The Norden bombsight didn't really deliver the tremendous advantage that had been expected.

We initially drastically overestimated what our early radars could do for us in naval night-fighting, and it led to things like the Battle of Savo Island. The Brits seriously bailed us out here with the cavity magnetron.

Germany also had some significant wins. Yeah, they didn't have the semi-auto rifle as a standard issue, whereas we had the M1 Garand. But they did have the assault rifle, in the form of the StG 44. They had the general-purpose machine gun in the form of the MG 34.

[–] tal 33 points 1 month ago* (last edited 1 month ago)

I see a lot of handwringing in society over kids not being able to handle themselves online.

I'd be more worried about senior citizens.

[–] tal 14 points 1 month ago* (last edited 1 month ago) (5 children)

I don't think anyone has polls. There is a much higher far-left proportion than on Reddit, as things stand.

Note that Reddit is one unified world, albeit with division by subreddit.

The Threadiverse is not. Some instances have very different communities -- some only permit certain types of users. And not all instances federate with each other, and if your instance doesn't federate with another, you won't see content from those instances.

So, for example, lemmygrad.ml and to a lesser degree lemmy.ml has a bunch of people -- including the lead Lemmy dev -- who are enthusiastic about Stalin and the Soviet Union, pro-authoritarian-left. Hexbear.net is kinda out there too.

Then you've got exploding-heads.com, which I believe is far-right.

Lemmy.world is more-mainstream, but I'd certainly place it left of Reddit on average. It doesn't federate with lemmygrad.ml and hexbear.net or exploding-heads.com.

Beehaw.org is what I'd call far-left, but less in the authoritarian camp, but they've defederated from lemmy.world.

You can see defederations on an instance under "Blocked instances" at /instances. So for example:

https://lemmy.world/instances

Most instances also say something about their policies in the right-hand sidebar.

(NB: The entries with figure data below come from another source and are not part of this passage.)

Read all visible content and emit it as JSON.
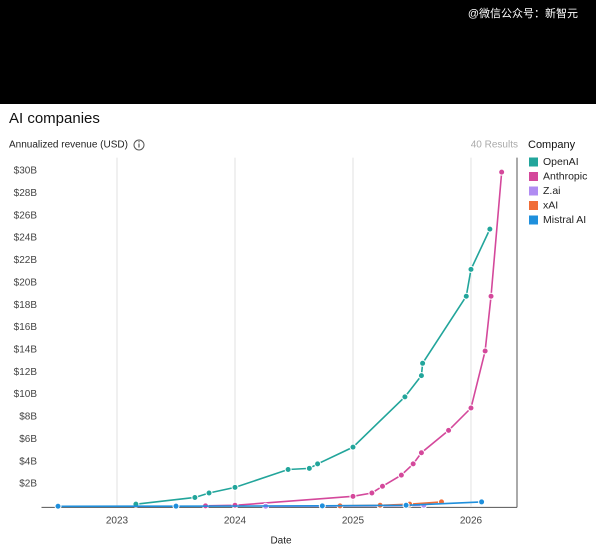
{
  "watermark": "@微信公众号：新智元",
  "chart_data": {
    "type": "line",
    "title": "AI companies",
    "subtitle": "Annualized revenue (USD)",
    "results": "40 Results",
    "legend_title": "Company",
    "x_label": "Date",
    "legend": "right",
    "grid": "x",
    "xlim": [
      2022.36,
      2026.39
    ],
    "xticks": [
      2023,
      2024,
      2025,
      2026
    ],
    "ylim": [
      0,
      31.2
    ],
    "yticks": [
      {
        "value": 2,
        "label": "$2B"
      },
      {
        "value": 4,
        "label": "$4B"
      },
      {
        "value": 6,
        "label": "$6B"
      },
      {
        "value": 8,
        "label": "$8B"
      },
      {
        "value": 10,
        "label": "$10B"
      },
      {
        "value": 12,
        "label": "$12B"
      },
      {
        "value": 14,
        "label": "$14B"
      },
      {
        "value": 16,
        "label": "$16B"
      },
      {
        "value": 18,
        "label": "$18B"
      },
      {
        "value": 20,
        "label": "$20B"
      },
      {
        "value": 22,
        "label": "$22B"
      },
      {
        "value": 24,
        "label": "$24B"
      },
      {
        "value": 26,
        "label": "$26B"
      },
      {
        "value": 28,
        "label": "$28B"
      },
      {
        "value": 30,
        "label": "$30B"
      }
    ],
    "series": [
      {
        "name": "OpenAI",
        "color": "#22a59b",
        "x": [
          2023.16,
          2023.66,
          2023.78,
          2024.0,
          2024.45,
          2024.63,
          2024.7,
          2025.0,
          2025.44,
          2025.58,
          2025.59,
          2025.96,
          2026.0,
          2026.16
        ],
        "values": [
          0.2,
          0.8,
          1.2,
          1.7,
          3.3,
          3.4,
          3.8,
          5.3,
          9.8,
          11.7,
          12.8,
          18.8,
          21.2,
          24.8
        ]
      },
      {
        "name": "Anthropic",
        "color": "#d4489b",
        "x": [
          2023.75,
          2024.0,
          2025.0,
          2025.16,
          2025.25,
          2025.41,
          2025.51,
          2025.58,
          2025.81,
          2026.0,
          2026.12,
          2026.17,
          2026.26
        ],
        "values": [
          0.05,
          0.1,
          0.9,
          1.2,
          1.8,
          2.8,
          3.8,
          4.8,
          6.8,
          8.8,
          13.9,
          18.8,
          29.9
        ]
      },
      {
        "name": "Z.ai",
        "color": "#b08cf2",
        "x": [
          2024.26,
          2025.23,
          2025.6
        ],
        "values": [
          0.01,
          0.05,
          0.1
        ]
      },
      {
        "name": "xAI",
        "color": "#f06d38",
        "x": [
          2024.89,
          2025.23,
          2025.48,
          2025.75
        ],
        "values": [
          0.05,
          0.1,
          0.2,
          0.4
        ]
      },
      {
        "name": "Mistral AI",
        "color": "#1f8fdc",
        "x": [
          2022.5,
          2023.5,
          2024.74,
          2025.45,
          2026.09
        ],
        "values": [
          0.01,
          0.02,
          0.05,
          0.1,
          0.4
        ]
      }
    ]
  }
}
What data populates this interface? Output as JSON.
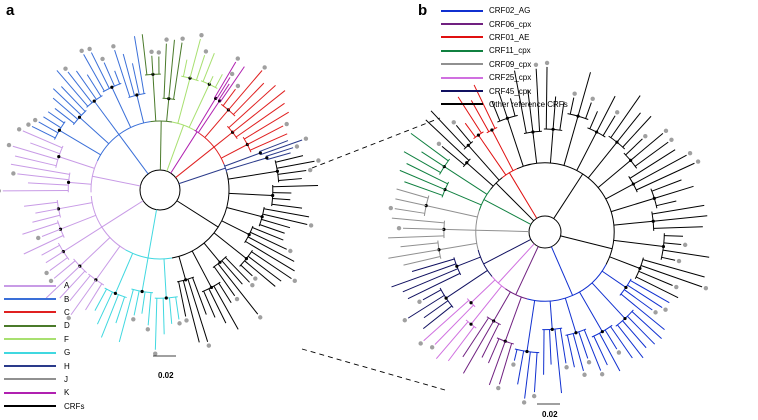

I think that some of it is also that some people are very vocal about their political views, and I think that some of those are disproportionately in the far-left camp. Like, if someone wants to vent that they think that society would be better off as an anarchy or that private ownership of industry or money or whatever shouldn't exist, I think that those people are gonna be more likely to have strong feelings about and repeatedly post about their point of disagreement than someone saying "I think that things are going pretty well, but I'd like Tweak X and Y".